Но проект «Искусство Эмшера», который удостоился гораздо меньшего внимания, чем «Рур-триеннале», выглядит очень обнадеживающе. Этот проект сопровождает превращение крупнейшего в Европе сточного канала Эмшер обратно в нормальную реку — пространство для отдыха людей и для существования биологического разнообразия. С конца XIX века в реку Эмшер выводился открытый канал для сточных вод, так как из-за добычи угля было невозможным сконструировать подземную канализацию. В рамках процесса подготовки международной строительной выставки Эмшер парк было решено построить систему подземных трубопроводов и очистить «реку» до ее изначального состояния.
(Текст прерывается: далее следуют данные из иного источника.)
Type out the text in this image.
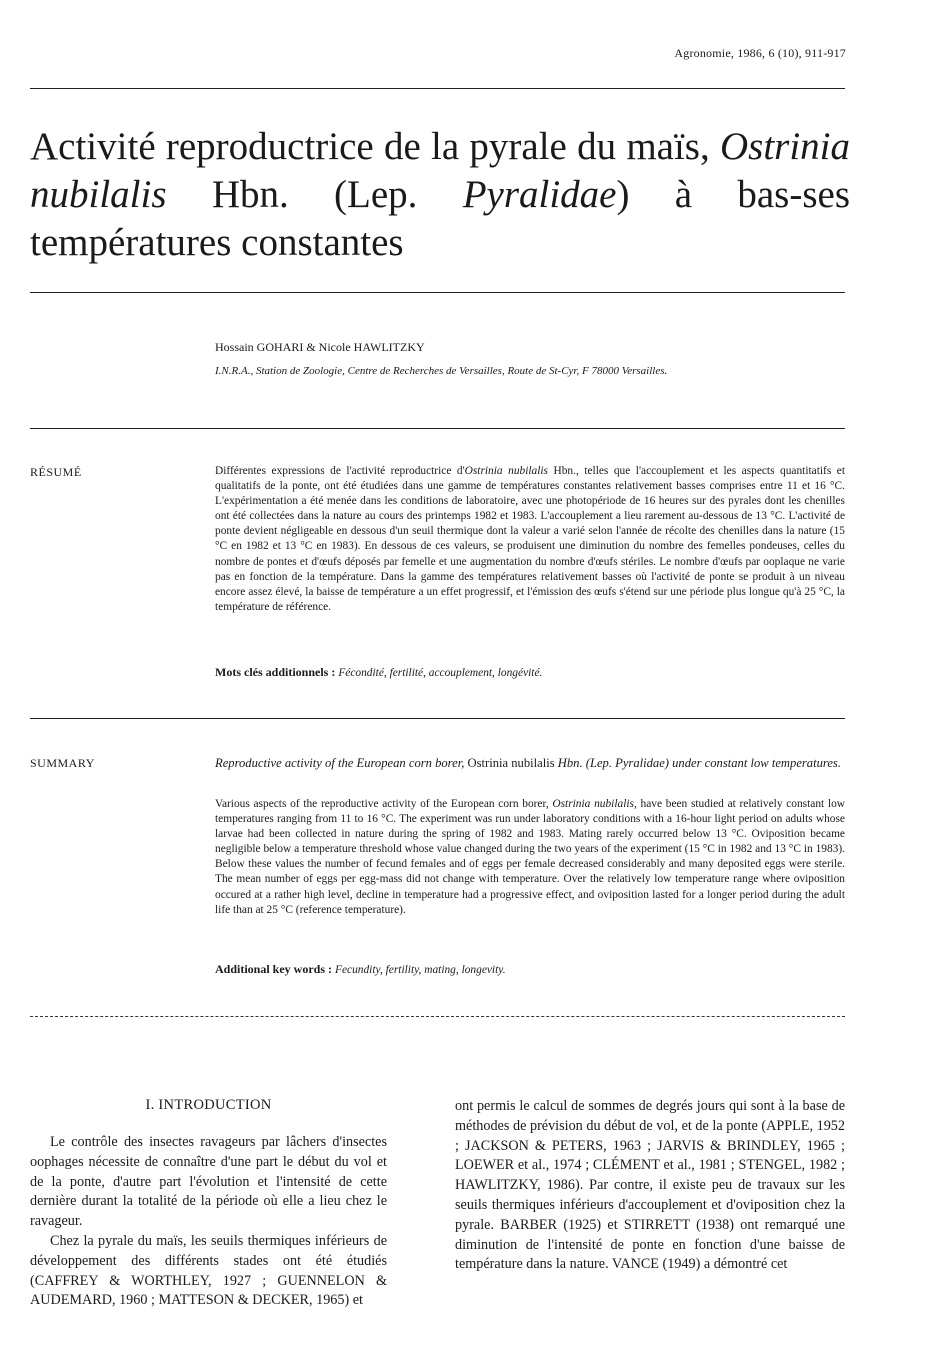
Agronomie, 1986, 6 (10), 911-917
Activité reproductrice de la pyrale du maïs, Ostrinia nubilalis Hbn. (Lep. Pyralidae) à bas-ses températures constantes
Hossain GOHARI & Nicole HAWLITZKY
I.N.R.A., Station de Zoologie, Centre de Recherches de Versailles, Route de St-Cyr, F 78000 Versailles.
RÉSUMÉ	Différentes expressions de l'activité reproductrice d'Ostrinia nubilalis Hbn., telles que l'accouplement et les aspects quantitatifs et qualitatifs de la ponte, ont été étudiées dans une gamme de températures constantes relativement basses comprises entre 11 et 16 °C. L'expérimentation a été menée dans les conditions de laboratoire, avec une photopériode de 16 heures sur des pyrales dont les chenilles ont été collectées dans la nature au cours des printemps 1982 et 1983. L'accouplement a lieu rarement au-dessous de 13 °C. L'activité de ponte devient négligeable en dessous d'un seuil thermique dont la valeur a varié selon l'année de récolte des chenilles dans la nature (15 °C en 1982 et 13 °C en 1983). En dessous de ces valeurs, se produisent une diminution du nombre des femelles pondeuses, celles du nombre de pontes et d'œufs déposés par femelle et une augmentation du nombre d'œufs stériles. Le nombre d'œufs par ooplaque ne varie pas en fonction de la température. Dans la gamme des températures relativement basses où l'activité de ponte se produit à un niveau encore assez élevé, la baisse de température a un effet progressif, et l'émission des œufs s'étend sur une période plus longue qu'à 25 °C, la température de référence.

Mots clés additionnels : Fécondité, fertilité, accouplement, longévité.
SUMMARY	Reproductive activity of the European corn borer, Ostrinia nubilalis Hbn. (Lep. Pyralidae) under constant low temperatures.

Various aspects of the reproductive activity of the European corn borer, Ostrinia nubilalis, have been studied at relatively constant low temperatures ranging from 11 to 16 °C. The experiment was run under laboratory conditions with a 16-hour light period on adults whose larvae had been collected in nature during the spring of 1982 and 1983. Mating rarely occurred below 13 °C. Oviposition became negligible below a temperature threshold whose value changed during the two years of the experiment (15 °C in 1982 and 13 °C in 1983). Below these values the number of fecund females and of eggs per female decreased considerably and many deposited eggs were sterile. The mean number of eggs per egg-mass did not change with temperature. Over the relatively low temperature range where oviposition occured at a rather high level, decline in temperature had a progressive effect, and oviposition lasted for a longer period during the adult life than at 25 °C (reference temperature).

Additional key words : Fecundity, fertility, mating, longevity.
I. INTRODUCTION

Le contrôle des insectes ravageurs par lâchers d'insectes oophages nécessite de connaître d'une part le début du vol et de la ponte, d'autre part l'évolution et l'intensité de cette dernière durant la totalité de la période où elle a lieu chez le ravageur.

Chez la pyrale du maïs, les seuils thermiques inférieurs de développement des différents stades ont été étudiés (CAFFREY & WORTHLEY, 1927 ; GUENNELON & AUDEMARD, 1960 ; MATTESON & DECKER, 1965) et

ont permis le calcul de sommes de degrés jours qui sont à la base de méthodes de prévision du début de vol, et de la ponte (APPLE, 1952 ; JACKSON & PETERS, 1963 ; JARVIS & BRINDLEY, 1965 ; LOEWER et al., 1974 ; CLÉMENT et al., 1981 ; STENGEL, 1982 ; HAWLITZKY, 1986). Par contre, il existe peu de travaux sur les seuils thermiques inférieurs d'accouplement et d'oviposition chez la pyrale. BARBER (1925) et STIRRETT (1938) ont remarqué une diminution de l'intensité de ponte en fonction d'une baisse de température dans la nature. VANCE (1949) a démontré cet
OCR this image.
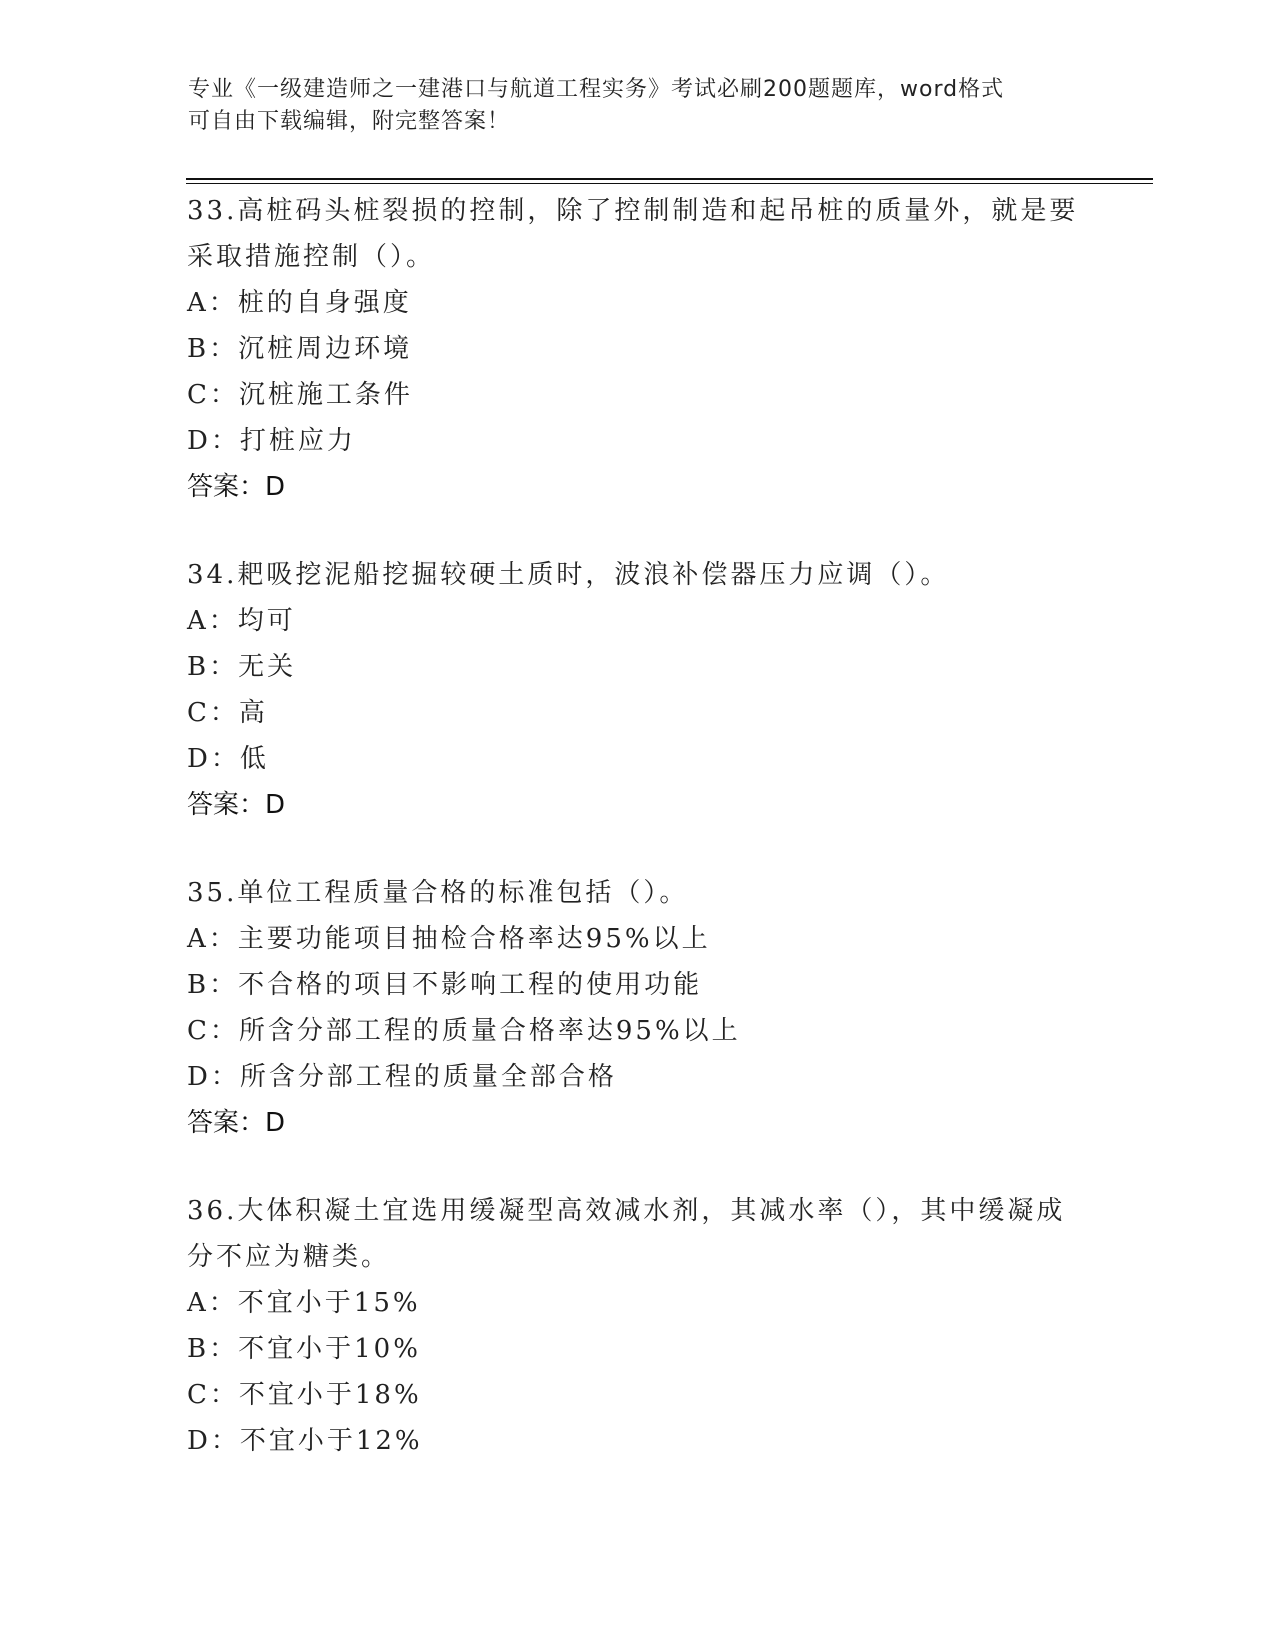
专业《一级建造师之一建港口与航道工程实务》考试必刷200题题库，word格式
可自由下载编辑，附完整答案！
33.高桩码头桩裂损的控制，除了控制制造和起吊桩的质量外，就是要
采取措施控制（）。
A：桩的自身强度
B：沉桩周边环境
C：沉桩施工条件
D：打桩应力
答案：D
34.耙吸挖泥船挖掘较硬土质时，波浪补偿器压力应调（）。
A：均可
B：无关
C：高
D：低
答案：D
35.单位工程质量合格的标准包括（）。
A：主要功能项目抽检合格率达95%以上
B：不合格的项目不影响工程的使用功能
C：所含分部工程的质量合格率达95%以上
D：所含分部工程的质量全部合格
答案：D
36.大体积凝土宜选用缓凝型高效减水剂，其减水率（），其中缓凝成
分不应为糖类。
A：不宜小于15%
B：不宜小于10%
C：不宜小于18%
D：不宜小于12%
Арт-проекты в рамках «Искусства Эмшера», построенные вдоль очищенных и старых водосточных частей реки с 2010 года, позволяют предположить, что в Рурском регионе снова возможно критическое и инновационное индустриальное наследие. Например, в 2016 году арт-инсталляция швейцарского художника Романа Зингера «Анализируй», расположенная рядом с исторической электрической подстанцией Реклингхаузен, проанализировала оставшиеся ядовитые элементы в воде реки Эмшер, параллельно исцеляя ее чистой водой. В нескольких метрах ниже по течению датская арт-группа Superflex установила «Фонтан сточных вод». Группа пишет на своем веб-сайте: «этим произведением Superflex задает вопрос, не теряется ли некая важная часть при очистке промышленной версии реки Эмшер. Может быть эта плохо пахнущая и потенциально опасная для здоровья река учит нас основам человеческой цивилизации — той части, которая теряется в процессе очищения реки».
Идентичность Рурского региона опирается на мощный образ его неотъемлемого индустриального прошлого. К какому бы образу мы ни обратились, индустриальное прошлое всегда здесь. Политическая культура рейнского капитализма позволила создать обширный ансамбль объектов индустриального наследия, не похожий ни на один другой промышленный регион в мире. Однако в последние десятилетия Рурский регион в значительной степени не смог продолжить развивать критическую историческую культуру движения индустриального наследия 1970-х годов. Конечно все зависит от жителей Рурского региона и того, что они делают со своей захватывающей историей и как они будут преподносить свое наследие в будущем. Хотят ли они жить с исторической культурой согласия, а не инакомыслия, и достаточно ли они сильны, чтобы допустить региональную идентичность, которая не основана на позитивных и ностальгически заряженных рассуждениях об индустриальном прошлом их региона. Индустриальное наследие как объект туризма и бизнеса подвергается опасности вымарывания истории. Однако мы полагаем, что оно также имеет потенциал для просвещения общественности, для становления частью критической исторической культуры, позволяющей думать об урбанизме, условиях труда и изменениях окружающей среды индустриальной эпохи, не прибегая к самовосхваляющим мотивам.